我正在使用该篮球游戏数据,其中包含约50,000行的数据帧游戏。我正在尝试比较每个游戏中每个团队(A和B)的统计数据。
我还有另一个名为TeamStats的数据框架,每个赛季都有大约3000行。
到目前为止,我已经组装了一个代码:
for (i in 1:nrow(games)) {
if (length(which(((teamStats$Year == games$Season[i])==1) & (teamStats$teamID == games$teamA[i]))) == 1) {
selectTeamA <- teamStats[which(((teamStats$Year == games$Season[i])==1) & (teamStats$teamID == games$teamA[i])),4:45]
} else {
selectTeamA <- as.numeric(rep(NA, ncol(differences)))
}
if (length(which(((teamStats$Year == games$Season[i])==1) & (teamStats$teamID == games$teamB[i]))) == 1) {
selectTeamB <- teamStats[which(((teamStats$Year == games$Season[i])==1) & (teamStats$teamID == games$teamB[i])),4:45]
} else {
selectTeamB <- as.numeric(rep(NA, ncol(differences)))
}
differences[i,] <- selectTeamA - selectTeamB
}
基本上,此代码在征服了正确的赛季后,为每个团队A和B搜索了正确的团队ID。由于TeamStats中没有每个赛季的每个球队,因此我现在已经用NA填补了失踪的行。"差异"数据框是一个空的数据框,它将填补我的for循环中A和B统计数据的差异。
让您了解数据:
游戏 - 前6行
Season teamA teamB winner scoreA scoreB
108123 2010 1143 1293 A 75 70
108124 2010 1198 1314 B 72 88
108125 2010 1108 1326 B 60 100
108126 2010 1107 1393 B 43 75
108127 2010 1143 1178 A 95 61
teamStats-前6行,仅用于空间的前6列 - 许多列在完整数据帧中的列表。该代码为TeamID找到正确的行,然后取得统计列,例如G w l etc
School Year teamID G W L
1 abilene christian 2018 1101 32 16 16
2 air force 2018 1102 31 12 19
3 akron 2018 1103 32 14 18
4 alabama a&m 2018 1105 31 3 28
5 alabama-birmingham 2018 1412 33 20 13
,要关闭这篇很长的帖子,我的问题。我的循环代码有效,并填充差异数据框。问题是运行此代码需要20-30分钟。我并不是很有经验来处理这么多数据。我不知道有一种技术吗?如何以更有效的方式重写此代码?
这是一种使用tidyverse
软件包的方法,我期望它应该比OP中的循环解决方案快得多。
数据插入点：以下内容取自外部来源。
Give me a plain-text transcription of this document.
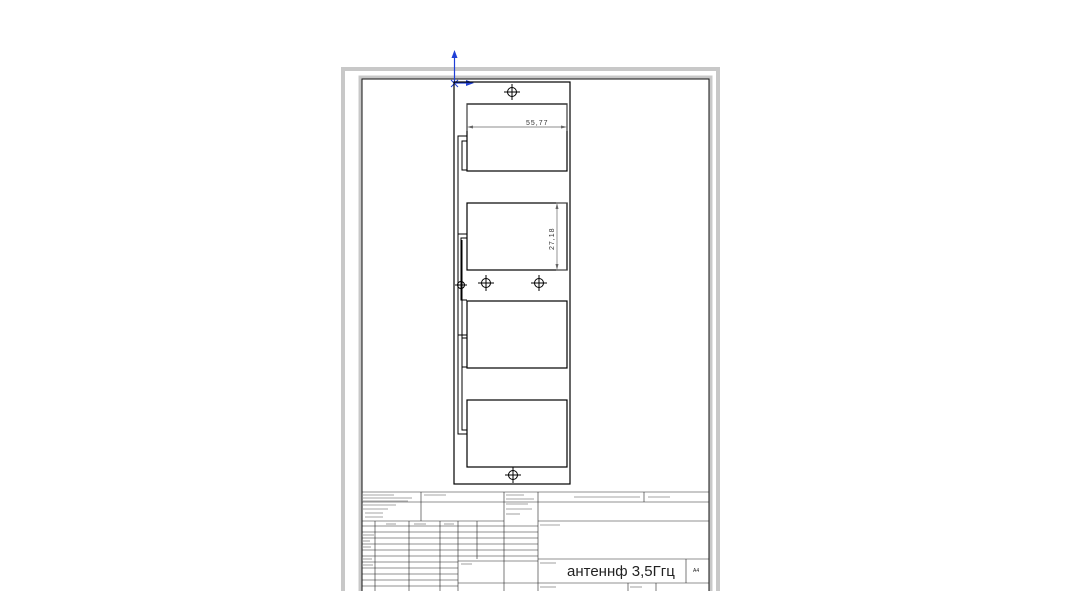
55,77
27,18
антеннф 3,5Ггц	A4
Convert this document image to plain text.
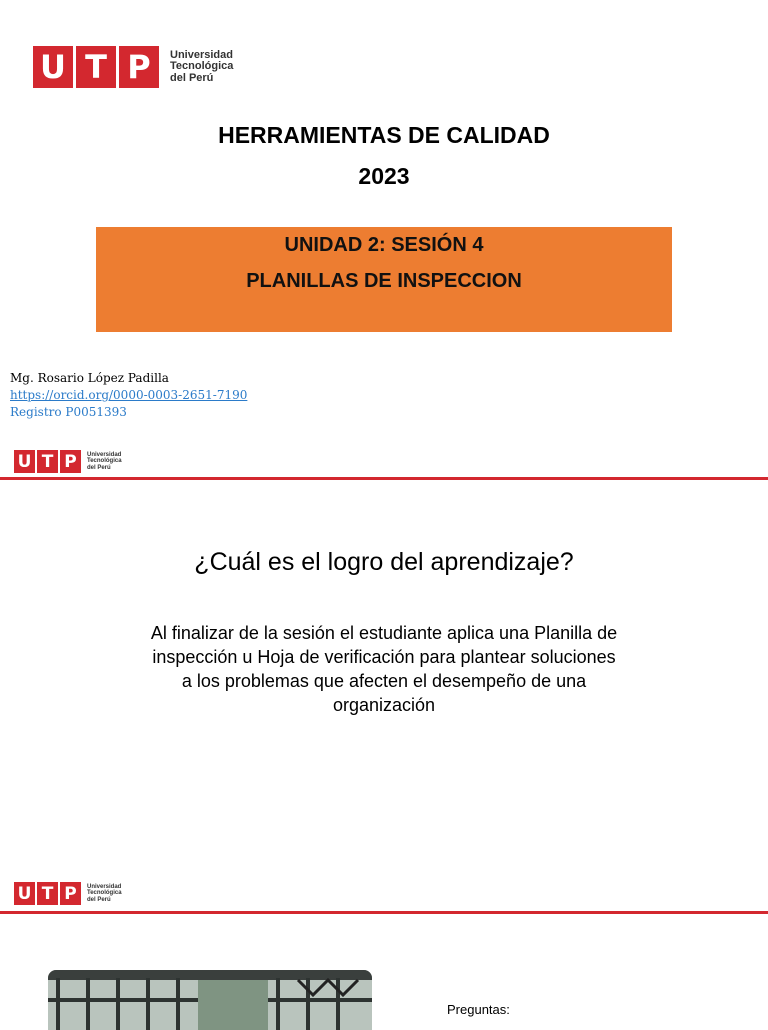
U T P	Universidad
Tecnológica
del Perú
HERRAMIENTAS DE CALIDAD
2023
UNIDAD 2: SESIÓN 4
PLANILLAS DE INSPECCION
Mg. Rosario López Padilla
https://orcid.org/0000-0003-2651-7190
Registro P0051393
U T P	Universidad
Tecnológica
del Perú
¿Cuál es el logro del aprendizaje?
Al finalizar de la sesión el estudiante aplica una Planilla de
inspección u Hoja de verificación para plantear soluciones
a los problemas que afecten el desempeño de una
organización
U T P	Universidad
Tecnológica
del Perú
Preguntas:
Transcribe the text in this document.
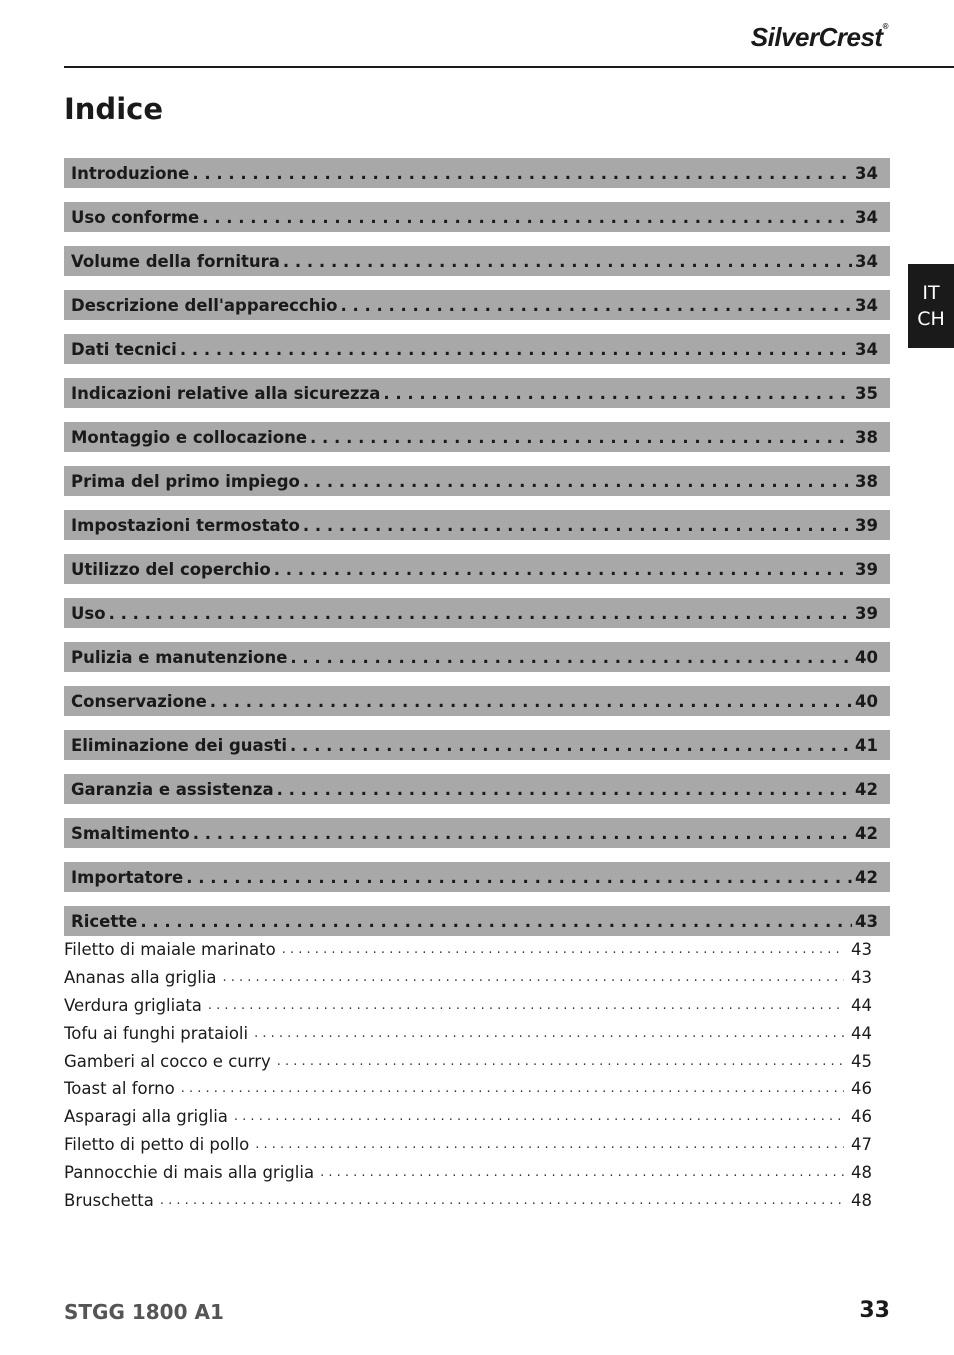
SilverCrest®
Indice
IT
CH
Introduzione . . .	34
Uso conforme . . .	34
Volume della fornitura . . .	34
Descrizione dell'apparecchio . . .	34
Dati tecnici . . .	34
Indicazioni relative alla sicurezza . . .	35
Montaggio e collocazione . . .	38
Prima del primo impiego . . .	38
Impostazioni termostato . . .	39
Utilizzo del coperchio . . .	39
Uso . . .	39
Pulizia e manutenzione . . .	40
Conservazione . . .	40
Eliminazione dei guasti . . .	41
Garanzia e assistenza . . .	42
Smaltimento . . .	42
Importatore . . .	42
Ricette . . .	43
Filetto di maiale marinato . . .	43
Ananas alla griglia . . .	43
Verdura grigliata . . .	44
Tofu ai funghi prataioli . . .	44
Gamberi al cocco e curry . . .	45
Toast al forno . . .	46
Asparagi alla griglia . . .	46
Filetto di petto di pollo . . .	47
Pannocchie di mais alla griglia . . .	48
Bruschetta . . .	48
STGG 1800 A1	33
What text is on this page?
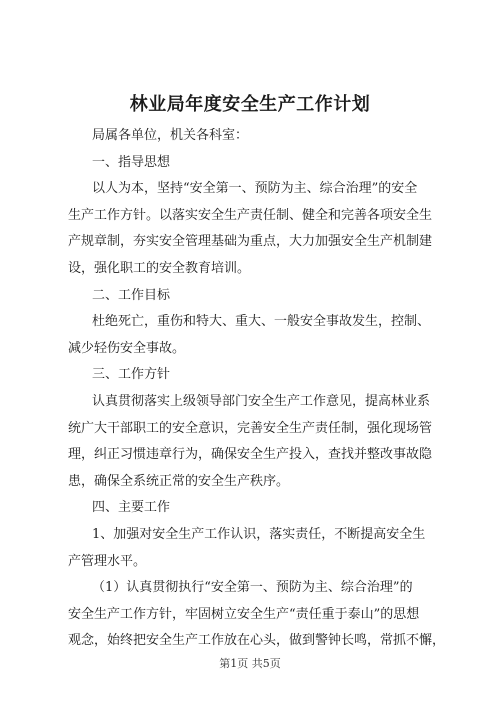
林业局年度安全生产工作计划
局属各单位，机关各科室：
一、指导思想
以人为本，坚持“安全第一、预防为主、综合治理”的安全
生产工作方针。以落实安全生产责任制、健全和完善各项安全生
产规章制，夯实安全管理基础为重点，大力加强安全生产机制建
设，强化职工的安全教育培训。
二、工作目标
杜绝死亡，重伤和特大、重大、一般安全事故发生，控制、
减少轻伤安全事故。
三、工作方针
认真贯彻落实上级领导部门安全生产工作意见，提高林业系
统广大干部职工的安全意识，完善安全生产责任制，强化现场管
理，纠正习惯违章行为，确保安全生产投入，查找并整改事故隐
患，确保全系统正常的安全生产秩序。
四、主要工作
1、加强对安全生产工作认识，落实责任，不断提高安全生
产管理水平。
（1）认真贯彻执行“安全第一、预防为主、综合治理”的
安全生产工作方针，牢固树立安全生产“责任重于泰山”的思想
观念，始终把安全生产工作放在心头，做到警钟长鸣，常抓不懈，
第1页 共5页
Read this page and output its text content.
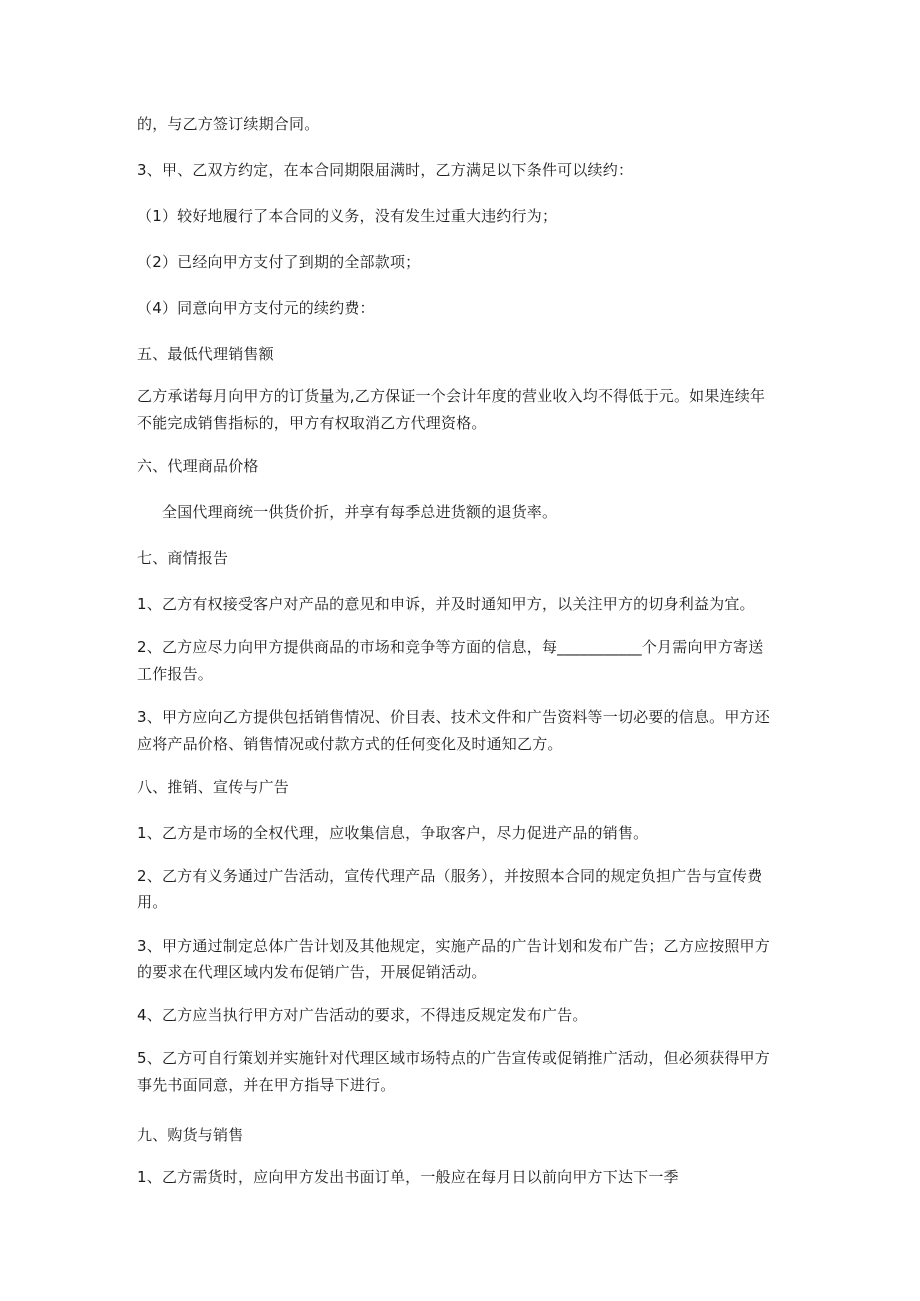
的，与乙方签订续期合同。
3、甲、乙双方约定，在本合同期限届满时，乙方满足以下条件可以续约：
（1）较好地履行了本合同的义务，没有发生过重大违约行为；
（2）已经向甲方支付了到期的全部款项；
（4）同意向甲方支付元的续约费：
五、最低代理销售额
乙方承诺每月向甲方的订货量为,乙方保证一个会计年度的营业收入均不得低于元。如果连续年
不能完成销售指标的，甲方有权取消乙方代理资格。
六、代理商品价格
全国代理商统一供货价折，并享有每季总进货额的退货率。
七、商情报告
1、乙方有权接受客户对产品的意见和申诉，并及时通知甲方，以关注甲方的切身利益为宜。
2、乙方应尽力向甲方提供商品的市场和竞争等方面的信息，每___________个月需向甲方寄送
工作报告。
3、甲方应向乙方提供包括销售情况、价目表、技术文件和广告资料等一切必要的信息。甲方还
应将产品价格、销售情况或付款方式的任何变化及时通知乙方。
八、推销、宣传与广告
1、乙方是市场的全权代理，应收集信息，争取客户，尽力促进产品的销售。
2、乙方有义务通过广告活动，宣传代理产品（服务），并按照本合同的规定负担广告与宣传费
用。
3、甲方通过制定总体广告计划及其他规定，实施产品的广告计划和发布广告；乙方应按照甲方
的要求在代理区域内发布促销广告，开展促销活动。
4、乙方应当执行甲方对广告活动的要求，不得违反规定发布广告。
5、乙方可自行策划并实施针对代理区域市场特点的广告宣传或促销推广活动，但必须获得甲方
事先书面同意，并在甲方指导下进行。
九、购货与销售
1、乙方需货时，应向甲方发出书面订单，一般应在每月日以前向甲方下达下一季
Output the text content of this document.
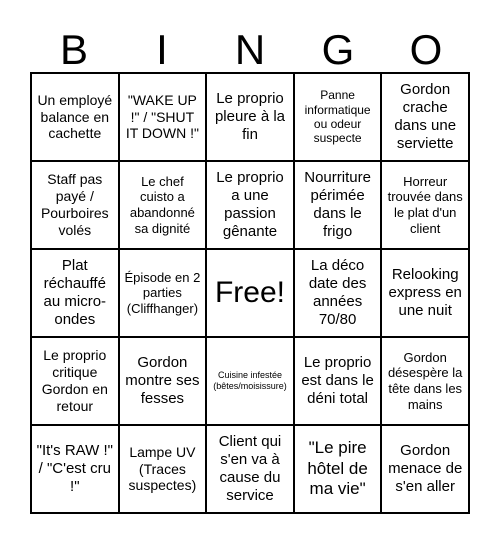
B	I	N	G	O
Un employé balance en cachette
"WAKE UP !" / "SHUT IT DOWN !"
Le proprio pleure à la fin
Panne informatique ou odeur suspecte
Gordon crache dans une serviette
Staff pas payé / Pourboires volés
Le chef cuisto a abandonné sa dignité
Le proprio a une passion gênante
Nourriture périmée dans le frigo
Horreur trouvée dans le plat d'un client
Plat réchauffé au micro-ondes
Épisode en 2 parties (Cliffhanger) Free!
La déco date des années 70/80
Relooking express en une nuit
Le proprio critique Gordon en retour
Gordon montre ses fesses
Cuisine infestée (bêtes/moisissure)
Le proprio est dans le déni total
Gordon désespère la tête dans les mains
"It's RAW !" / "C'est cru !"
Lampe UV (Traces suspectes)
Client qui s'en va à cause du service
"Le pire hôtel de ma vie"
Gordon menace de s'en aller
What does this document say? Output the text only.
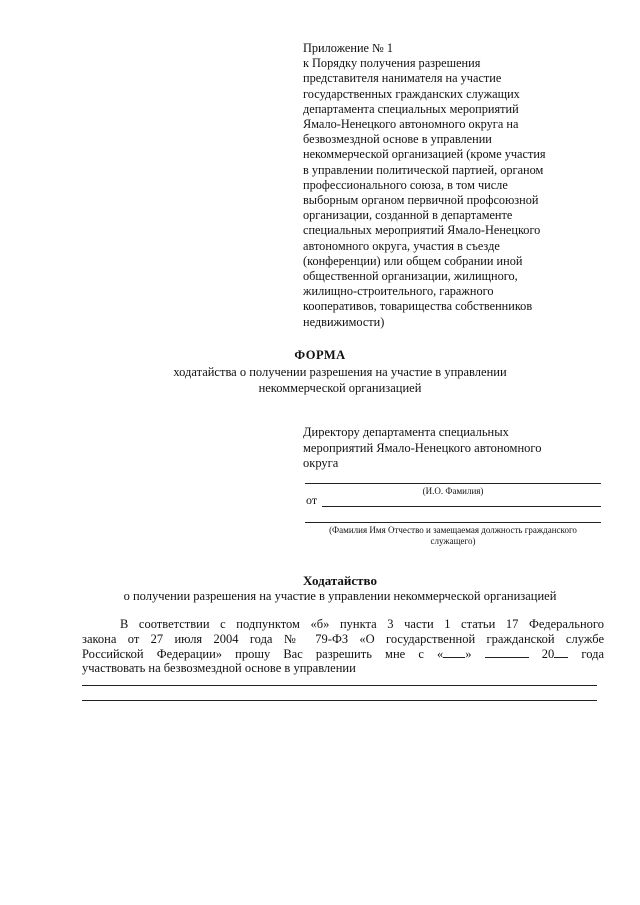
Приложение № 1
к Порядку получения разрешения
представителя нанимателя на участие
государственных гражданских служащих
департамента специальных мероприятий
Ямало-Ненецкого автономного округа на
безвозмездной основе в управлении
некоммерческой организацией (кроме участия
в управлении политической партией, органом
профессионального союза, в том числе
выборным органом первичной профсоюзной
организации, созданной в департаменте
специальных мероприятий Ямало-Ненецкого
автономного округа, участия в съезде
(конференции) или общем собрании иной
общественной организации, жилищного,
жилищно-строительного, гаражного
кооперативов, товарищества собственников
недвижимости)
ФОРМА
ходатайства о получении разрешения на участие в управлении
некоммерческой организацией
Директору департамента специальных
мероприятий Ямало-Ненецкого автономного
округа
(И.О. Фамилия)
от
(Фамилия Имя Отчество и замещаемая должность гражданского
служащего)
Ходатайство
о получении разрешения на участие в управлении некоммерческой организацией
В соответствии с подпунктом «б» пункта 3 части 1 статьи 17 Федерального
закона от 27 июля 2004 года № 79-ФЗ «О государственной гражданской службе
Российской Федерации» прошу Вас разрешить мне с « »	20 года
участвовать на безвозмездной основе в управлении
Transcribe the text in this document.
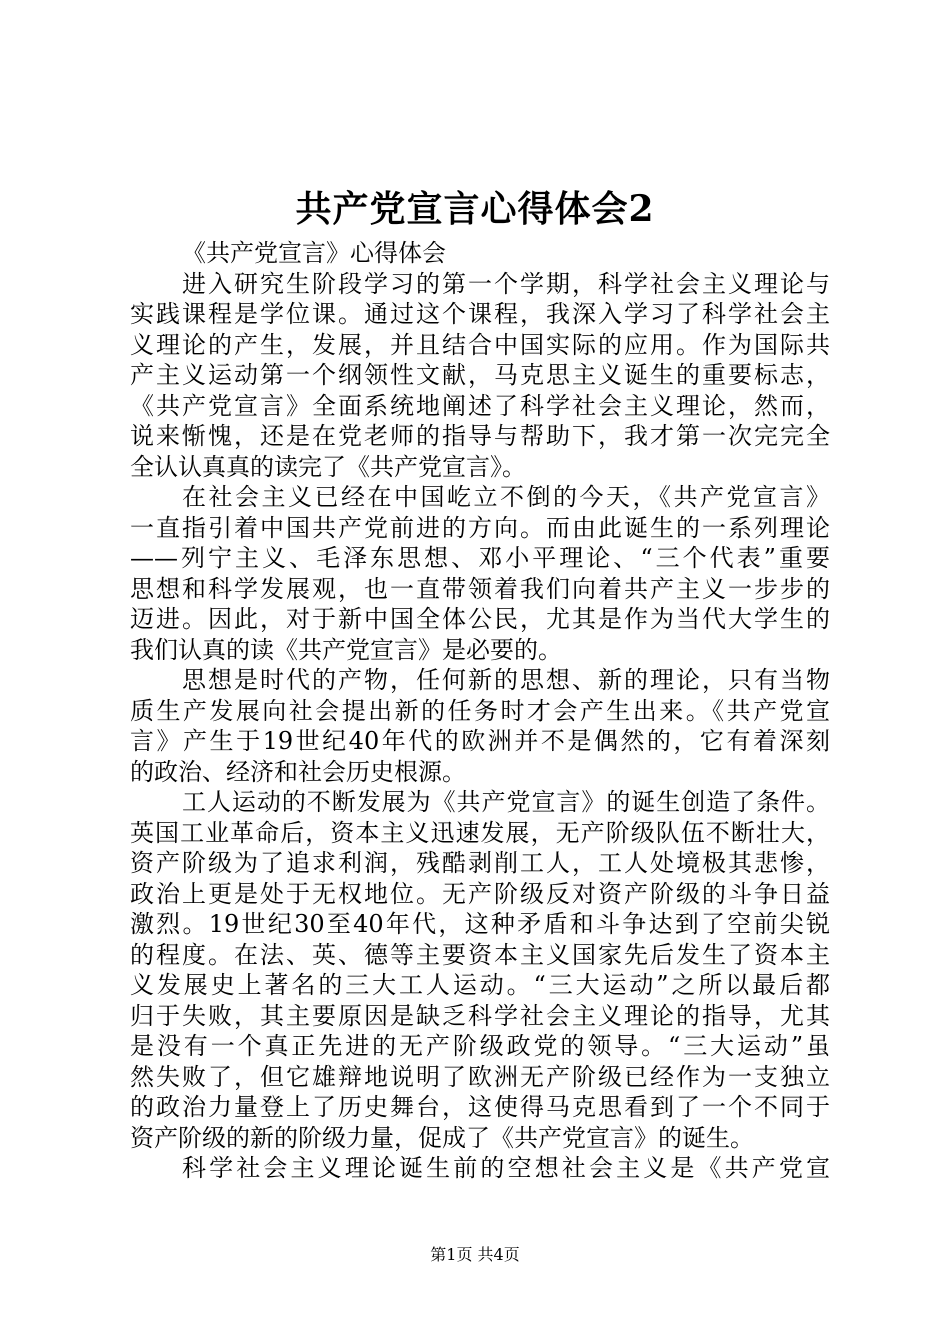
共产党宣言心得体会2
《共产党宣言》心得体会
进入研究生阶段学习的第一个学期，科学社会主义理论与
实践课程是学位课。通过这个课程，我深入学习了科学社会主
义理论的产生，发展，并且结合中国实际的应用。作为国际共
产主义运动第一个纲领性文献，马克思主义诞生的重要标志，
《共产党宣言》全面系统地阐述了科学社会主义理论，然而，
说来惭愧，还是在党老师的指导与帮助下，我才第一次完完全
全认认真真的读完了《共产党宣言》。
在社会主义已经在中国屹立不倒的今天，《共产党宣言》
一直指引着中国共产党前进的方向。而由此诞生的一系列理论
——列宁主义、毛泽东思想、邓小平理论、“三个代表”重要
思想和科学发展观，也一直带领着我们向着共产主义一步步的
迈进。因此，对于新中国全体公民，尤其是作为当代大学生的
我们认真的读《共产党宣言》是必要的。
思想是时代的产物，任何新的思想、新的理论，只有当物
质生产发展向社会提出新的任务时才会产生出来。《共产党宣
言》产生于19世纪40年代的欧洲并不是偶然的，它有着深刻
的政治、经济和社会历史根源。
工人运动的不断发展为《共产党宣言》的诞生创造了条件。
英国工业革命后，资本主义迅速发展，无产阶级队伍不断壮大，
资产阶级为了追求利润，残酷剥削工人，工人处境极其悲惨，
政治上更是处于无权地位。无产阶级反对资产阶级的斗争日益
激烈。19世纪30至40年代，这种矛盾和斗争达到了空前尖锐
的程度。在法、英、德等主要资本主义国家先后发生了资本主
义发展史上著名的三大工人运动。“三大运动”之所以最后都
归于失败，其主要原因是缺乏科学社会主义理论的指导，尤其
是没有一个真正先进的无产阶级政党的领导。“三大运动”虽
然失败了，但它雄辩地说明了欧洲无产阶级已经作为一支独立
的政治力量登上了历史舞台，这使得马克思看到了一个不同于
资产阶级的新的阶级力量，促成了《共产党宣言》的诞生。
科学社会主义理论诞生前的空想社会主义是《共产党宣
第1页 共4页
速度(我希望)来自更多地依靠数据库加入操作(例如基本merge
或DPLYR的left_join
)来连接两个表。
library(tidyverse)
# First, use the first few columns from the `games` table, and convert to long format with
# a row for each team, and a label column `team_cat` telling us if it's a teamA or teamB.
stat_differences <- games %>%
select(row, Season, teamA, teamB) %>%
gather(team_cat, teamID, teamA:teamB) %>%
# Join to the teamStats table to bring in the team's total stats for that year
left_join(teamStats %>% select(-row), # We don't care about this "row"
by = c("teamID", "Season" = "Year")) %>%
# Now I want to reverse the stats' sign if it's a teamB. To make this simpler, I gather
# all the stats into long format so that we can do the reversal on all of them, and
# then spread back out.
gather(stat, value, G:L) %>%
mutate(value = if_else(team_cat == "teamB", value * -1, value * 1)) %>%
spread(stat, value) %>%
# Get the difference in stats for each row in the original games table.
group_by(row) %>%
summarise_at(vars(G:W), sum)
# Finally, add the output to the original table
output <- games %>%
left_join(stat_differences)
为了测试此问题,我更改了给定的示例数据,以使两个表将彼此相关:
games <- read.table(header = T, stringsAsFactors = F,
text = "row Season teamA teamB winner scoreA scoreB
108123 2010 1143 1293 A 75 70
108124 2010 1198 1314 B 72 88
108125 2010 1108 1326 B 60 100")
teamStats <- read.table(header = T, stringsAsFactors = F,
text = "row School Year teamID G W L
1 abilene_christian 2010 1143 32 16 16
2 air_force 2010 1293 31 12 19
3 akron 2010 1314 32 14 18
4 alabama_a&m 2010 1198 31 3 28
5 alabama-birmingham 2010 1108 33 20 13
6 made_up_team 2018 1326 160 150 10 # To confirm getting right season
7 made_up_team 2010 1326 60 50 10"
)
然后我得到以下输出,这似乎很有意义。(我刚刚意识到我应用的聚集/突变/传播更改了列的顺序;如果我有时间,我可能会尝试使用mutate_if保留顺序。)
> output
row Season teamA teamB winner scoreA scoreB G L W
1 108123 2010 1143 1293 A 75 70 1 -3 4
2 108124 2010 1198 1314 B 72 88 -1 10 -11
3 108125 2010 1108 1326 B 60 100 -27 3 -30
一种方法是合并 games
和 teamStats
,作为跨行迭代的替代方法。
一些代码复制您的设置,以创建一个最小的工作示例:
library(dplyr)
library(purrr)
set.seed(123)
n_games <- 50000
n_teams <- 400
n_years <- 10
games <- data.frame(Season = rep(2005:(2005 + n_years - 1),
each = n_games / n_years)) %>%
mutate(teamA = sample(1000:(1000 + n_teams - 1), n_games, r = TRUE),
teamB = map_int(teamA, ~sample(setdiff(1000:(1000 + n_teams - 1), .), 1)),
scoreA = as.integer(rnorm(n_games, 80, 20)),
scoreB = as.integer(rnorm(n_games, 80, 20)),
scoreB = ifelse(scoreA == scoreB, scoreA + sample(c(-1, 1), n_games, r = TRUE), scoreB),
winner = ifelse(scoreA > scoreB, "A", "B"))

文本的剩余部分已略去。